There has been a real change on our streets. Whether we look at violence or property-related crime, it's down.

So, what is behind these falling figures?

There are three key factors:

1. Lower deprivation.

The level of crime in any area is closely linked to its levels of deprivation or poverty.

Despite the recession, conditions in Glasgow have gradually got better over the last decade or so. These improvement will have delivered a "dividend" of lower crime. But I think offending has fallen further than we might have expected from socio-economic progress alone.

2. Smarter police tactics.

There have been significant changes in the way the police work in recent years.

Strathclyde, for example, has both come up with and put resources behind a wide range of schemes to both make people feel safer and prevent crime.

These include ground-breaking initiatives to confront youth disorder and youth gangs such as the Community Initiative to Reduce Violence, or CIRV.

There is hard evidence showing this project has cut both violence and other gang-related behaviours.

3. Youth work.

Glasgow now has a lots of youth diversionary projects.

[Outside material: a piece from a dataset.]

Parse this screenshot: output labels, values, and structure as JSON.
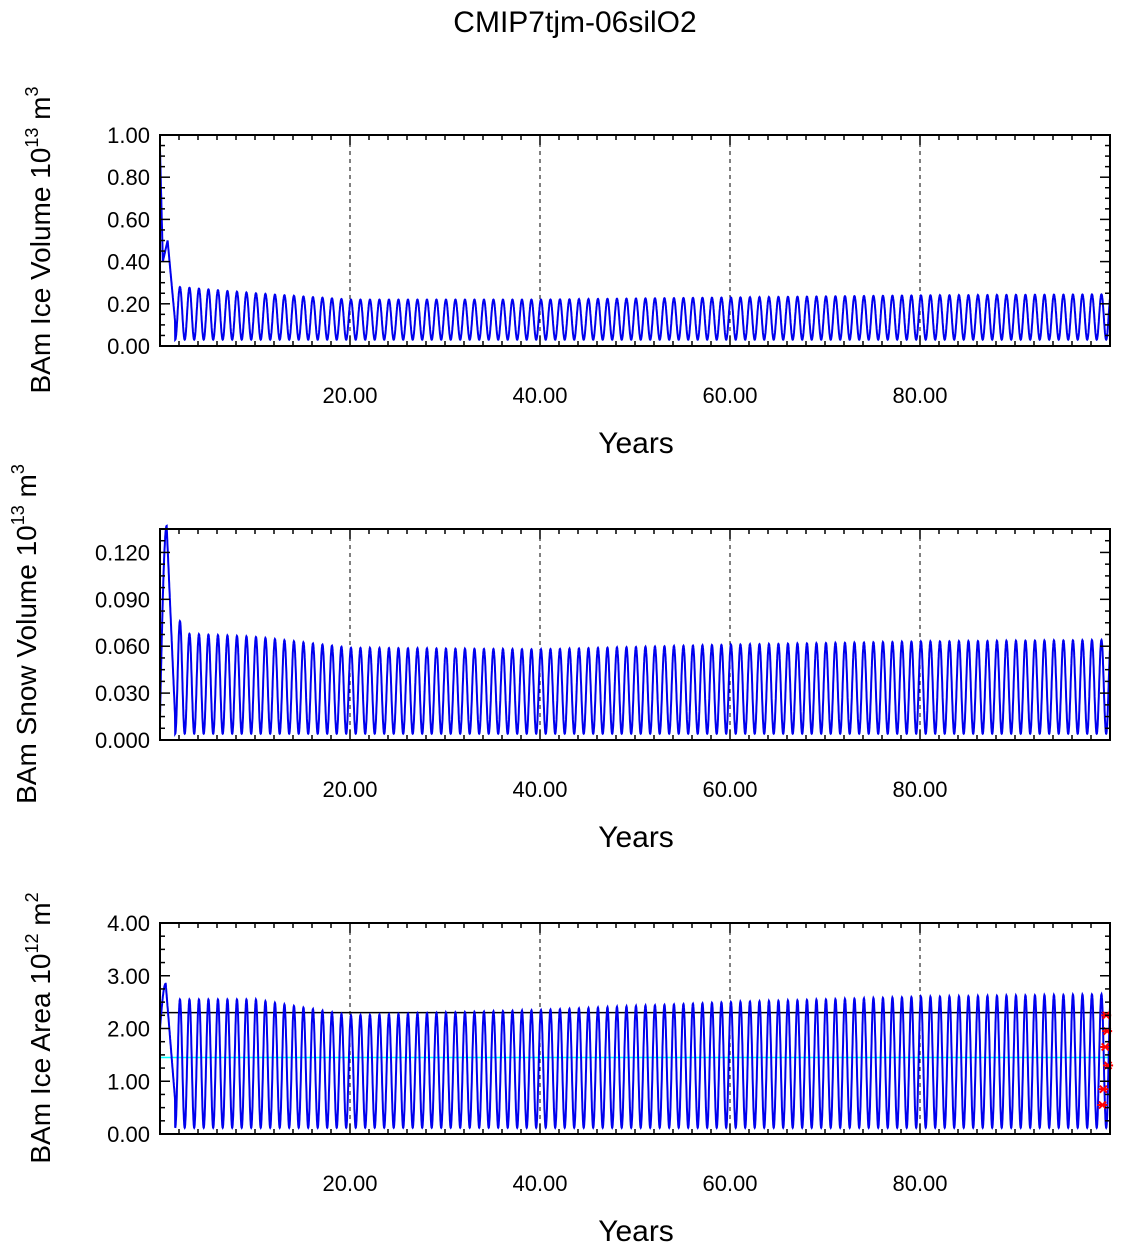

These are offering youngsters a whole new range of social and sporting opportunities – drawing them away from 'hanging around' in groups that pose a threat to others and to their own well-being.

These three factors have combined to bring down both crime – and public reporting of anti-social behaviour.

However, looking ahead, I would like to strike two notes of caution.

First – and before we get carried away with these very positive crime trends – it has to be said that crime rates in Glasgow are still higher than the Scottish average.

Second, crime hasn't gone down all on its own. It has done so as a result of significant resources being deployed through well-thought-through interventions.

So, will these survive the recession and public spending cuts?